The library will begin shipping on June 10.
NIH Seeks Licensees for RNAi-Related Cancer Therapy
The National Institutes of Health said this week that it is on the lookout for licensees for a technology that uses RNAi to treat cancers and preneoplastic lesions.
According to the NIH's Office of Technology Transfer, the technology involves the use of siRNAs to "alter the expression of one or more particular CTNNB1 transcripts. In particular, preferred siRNA molecules alter the expression of the CTNNB1 transcripts 16A and/or 16B," the office said. "The siRNA molecules may be single-stranded or double-stranded … [and] may be delivered using a construct, which is capable of expressing the siRNA molecule upon delivery to the target cell."
The technology is covered by US provisional patent application No. 60/667,084, the NIH said.
Sirna Reports Publication of Hepatitis B In Vivo RNAi Data
Sirna Therapeutics reported this week that an article has been published in the journal Hepatology describing the use of the company's chemically modified siRNAs in a mouse model of hepatitis B replication.
According to Sirna, the paper "demonstrated in vivo validation of chemical modifications of siRNAs and the distinct differences between modified and unmodified molecules necessary for therapeutic relevance."
To test the siRNAs, "an HBV vector-based model was employed in which the siRNA and the HBV vector were co-delivered via high volume tail vein injection," Sirna said. "More than a 3 log10 decrease in levels of serum HBV DNA and HBsAg, as well as liver HBV RNA, were observed in the siRNA treated groups compared to the control siRNA treated and saline groups. Furthermore, the observed decrease in serum HBV DNA was 1.5 log10 greater with a modified siRNA compared to an unmodified siRNA indicating the value of chemical modification in therapeutic applications of siRNA," the company noted.
"Progressing beyond high volume tail vein injection in subsequent experiments, standard systemic intravenous dosing of modified siRNA, resulted in an approximately 1 log10 reduction of serum HBV DNA levels while no activity was observed with unmodified siRNA," Sirna said.
ABI, Invitrogen Ink Deal on Labeling Reagents for Proteomics
Applied Biosystems and Invitrogen will co-market and re-sell their respective protein-labeling technologies for quantitative proteomics and biomarker studies, the companies said this week.

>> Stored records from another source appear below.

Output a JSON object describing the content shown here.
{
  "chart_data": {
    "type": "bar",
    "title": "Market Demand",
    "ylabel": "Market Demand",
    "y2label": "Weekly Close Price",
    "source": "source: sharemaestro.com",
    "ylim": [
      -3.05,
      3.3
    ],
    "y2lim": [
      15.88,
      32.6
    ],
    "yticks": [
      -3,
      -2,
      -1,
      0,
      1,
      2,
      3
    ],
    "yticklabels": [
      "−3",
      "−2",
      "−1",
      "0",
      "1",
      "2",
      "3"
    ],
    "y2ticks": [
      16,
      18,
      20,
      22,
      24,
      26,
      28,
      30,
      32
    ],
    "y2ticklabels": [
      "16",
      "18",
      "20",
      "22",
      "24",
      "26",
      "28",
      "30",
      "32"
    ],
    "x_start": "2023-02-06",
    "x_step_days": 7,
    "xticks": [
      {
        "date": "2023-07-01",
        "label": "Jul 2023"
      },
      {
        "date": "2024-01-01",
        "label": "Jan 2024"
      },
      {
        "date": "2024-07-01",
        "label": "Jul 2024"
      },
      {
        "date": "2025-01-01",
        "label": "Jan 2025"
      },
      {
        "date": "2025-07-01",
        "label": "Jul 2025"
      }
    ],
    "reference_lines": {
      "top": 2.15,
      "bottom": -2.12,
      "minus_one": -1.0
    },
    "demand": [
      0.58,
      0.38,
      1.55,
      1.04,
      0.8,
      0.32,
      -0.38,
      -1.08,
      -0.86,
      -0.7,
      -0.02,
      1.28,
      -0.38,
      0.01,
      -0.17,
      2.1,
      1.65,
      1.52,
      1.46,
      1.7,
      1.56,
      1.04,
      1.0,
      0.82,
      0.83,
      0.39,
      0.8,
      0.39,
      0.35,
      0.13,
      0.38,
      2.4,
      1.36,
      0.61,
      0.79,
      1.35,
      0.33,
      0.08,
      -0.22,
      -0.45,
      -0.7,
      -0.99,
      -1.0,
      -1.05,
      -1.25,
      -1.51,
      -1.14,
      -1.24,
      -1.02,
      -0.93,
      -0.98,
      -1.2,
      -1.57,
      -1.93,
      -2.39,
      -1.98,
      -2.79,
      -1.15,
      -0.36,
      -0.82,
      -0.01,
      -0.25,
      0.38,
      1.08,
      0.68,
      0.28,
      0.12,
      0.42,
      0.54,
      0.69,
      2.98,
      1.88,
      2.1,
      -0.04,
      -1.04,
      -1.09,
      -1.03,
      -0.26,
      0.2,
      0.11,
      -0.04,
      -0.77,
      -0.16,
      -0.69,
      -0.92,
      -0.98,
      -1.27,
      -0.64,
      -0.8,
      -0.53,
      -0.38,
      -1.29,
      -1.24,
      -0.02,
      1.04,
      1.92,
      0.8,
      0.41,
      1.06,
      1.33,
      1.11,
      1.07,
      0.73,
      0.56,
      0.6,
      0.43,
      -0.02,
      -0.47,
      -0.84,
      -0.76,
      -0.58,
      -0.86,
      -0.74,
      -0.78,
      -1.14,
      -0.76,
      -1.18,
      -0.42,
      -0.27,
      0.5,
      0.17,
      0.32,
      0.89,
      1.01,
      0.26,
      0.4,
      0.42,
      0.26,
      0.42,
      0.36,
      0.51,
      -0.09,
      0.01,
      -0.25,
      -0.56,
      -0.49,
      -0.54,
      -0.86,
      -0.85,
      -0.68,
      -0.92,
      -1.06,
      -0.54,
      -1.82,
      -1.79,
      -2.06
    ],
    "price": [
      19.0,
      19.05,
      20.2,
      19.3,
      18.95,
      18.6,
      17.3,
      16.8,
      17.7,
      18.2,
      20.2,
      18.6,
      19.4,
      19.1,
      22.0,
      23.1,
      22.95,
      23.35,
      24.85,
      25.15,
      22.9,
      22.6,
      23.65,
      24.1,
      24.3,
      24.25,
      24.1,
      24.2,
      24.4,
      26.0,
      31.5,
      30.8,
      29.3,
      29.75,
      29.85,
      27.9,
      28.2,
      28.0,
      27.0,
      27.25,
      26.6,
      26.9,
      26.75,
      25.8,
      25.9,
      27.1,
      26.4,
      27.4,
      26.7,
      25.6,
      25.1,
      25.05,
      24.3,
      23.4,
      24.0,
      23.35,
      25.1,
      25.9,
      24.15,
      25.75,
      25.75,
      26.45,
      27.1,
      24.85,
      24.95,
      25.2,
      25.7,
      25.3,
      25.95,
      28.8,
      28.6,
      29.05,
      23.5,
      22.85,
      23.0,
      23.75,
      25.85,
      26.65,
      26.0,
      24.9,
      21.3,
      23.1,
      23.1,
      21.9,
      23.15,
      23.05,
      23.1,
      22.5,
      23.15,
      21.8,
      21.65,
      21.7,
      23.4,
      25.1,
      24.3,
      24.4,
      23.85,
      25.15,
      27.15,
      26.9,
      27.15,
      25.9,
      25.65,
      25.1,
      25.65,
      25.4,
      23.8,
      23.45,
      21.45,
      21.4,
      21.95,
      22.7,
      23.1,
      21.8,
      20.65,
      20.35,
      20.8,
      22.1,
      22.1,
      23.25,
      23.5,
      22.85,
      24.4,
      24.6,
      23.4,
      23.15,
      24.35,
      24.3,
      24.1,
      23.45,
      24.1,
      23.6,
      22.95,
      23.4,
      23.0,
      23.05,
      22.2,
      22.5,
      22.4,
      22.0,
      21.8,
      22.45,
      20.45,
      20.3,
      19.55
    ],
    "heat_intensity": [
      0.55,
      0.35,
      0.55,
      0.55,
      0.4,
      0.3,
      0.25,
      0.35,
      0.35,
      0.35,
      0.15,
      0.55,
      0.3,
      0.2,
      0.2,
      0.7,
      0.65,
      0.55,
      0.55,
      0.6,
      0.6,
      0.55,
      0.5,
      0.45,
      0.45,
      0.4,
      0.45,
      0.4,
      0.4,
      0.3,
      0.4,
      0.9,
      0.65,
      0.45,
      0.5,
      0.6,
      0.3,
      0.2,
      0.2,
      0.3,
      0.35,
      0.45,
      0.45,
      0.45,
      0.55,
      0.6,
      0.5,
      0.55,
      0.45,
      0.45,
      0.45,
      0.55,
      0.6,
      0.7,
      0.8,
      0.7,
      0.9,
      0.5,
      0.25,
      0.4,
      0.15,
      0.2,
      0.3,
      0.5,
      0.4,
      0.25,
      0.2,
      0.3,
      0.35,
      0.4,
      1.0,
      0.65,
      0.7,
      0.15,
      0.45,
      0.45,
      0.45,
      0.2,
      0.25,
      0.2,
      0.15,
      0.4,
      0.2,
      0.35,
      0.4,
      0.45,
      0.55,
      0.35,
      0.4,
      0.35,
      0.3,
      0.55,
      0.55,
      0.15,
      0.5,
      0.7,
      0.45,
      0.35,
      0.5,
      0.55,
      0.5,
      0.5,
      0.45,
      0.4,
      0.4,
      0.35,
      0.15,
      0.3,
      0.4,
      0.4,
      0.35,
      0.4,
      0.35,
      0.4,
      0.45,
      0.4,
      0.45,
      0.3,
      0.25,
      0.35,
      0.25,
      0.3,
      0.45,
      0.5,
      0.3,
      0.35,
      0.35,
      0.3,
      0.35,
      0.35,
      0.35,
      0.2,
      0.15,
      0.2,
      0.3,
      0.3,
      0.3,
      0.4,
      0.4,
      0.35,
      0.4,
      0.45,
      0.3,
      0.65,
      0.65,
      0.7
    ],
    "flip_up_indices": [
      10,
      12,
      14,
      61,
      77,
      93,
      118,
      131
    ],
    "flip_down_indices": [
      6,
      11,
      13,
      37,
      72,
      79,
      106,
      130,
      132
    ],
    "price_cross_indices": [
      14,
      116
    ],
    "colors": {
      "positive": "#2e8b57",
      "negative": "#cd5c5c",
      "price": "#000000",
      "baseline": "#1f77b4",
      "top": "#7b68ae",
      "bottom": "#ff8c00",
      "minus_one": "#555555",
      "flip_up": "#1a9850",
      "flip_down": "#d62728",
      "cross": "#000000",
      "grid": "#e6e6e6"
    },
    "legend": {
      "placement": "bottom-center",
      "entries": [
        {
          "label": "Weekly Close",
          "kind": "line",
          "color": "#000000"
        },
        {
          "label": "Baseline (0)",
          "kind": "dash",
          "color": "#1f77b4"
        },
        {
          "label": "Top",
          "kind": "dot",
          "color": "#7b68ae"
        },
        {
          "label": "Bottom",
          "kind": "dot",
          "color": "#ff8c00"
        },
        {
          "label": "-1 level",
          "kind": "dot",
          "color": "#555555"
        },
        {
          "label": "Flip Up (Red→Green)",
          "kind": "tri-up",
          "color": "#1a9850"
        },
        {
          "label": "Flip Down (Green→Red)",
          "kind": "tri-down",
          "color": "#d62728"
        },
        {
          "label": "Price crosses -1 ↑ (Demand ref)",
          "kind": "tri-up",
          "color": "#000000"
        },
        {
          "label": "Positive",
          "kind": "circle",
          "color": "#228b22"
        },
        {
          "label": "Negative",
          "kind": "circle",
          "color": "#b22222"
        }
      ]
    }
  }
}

Under the agreement, the companies will jointly sell ABI's iTRAQ and ICAT protein and peptide labeling reagents, and Invitrogen's new SILAC metabolomic labeling technology. ABI will also support Invitrogen's SILAC technology with software on its TOF/TOF mass spectrometers and plans to extend software support to other mass spec types.
In addition, the companies said they will co-develop and co-market protein sample preparation kits for mass spectrometry, as well as other reagents such as matrices, solubilizers, and calibrants.
Neither company disclosed financial terms of the agreement.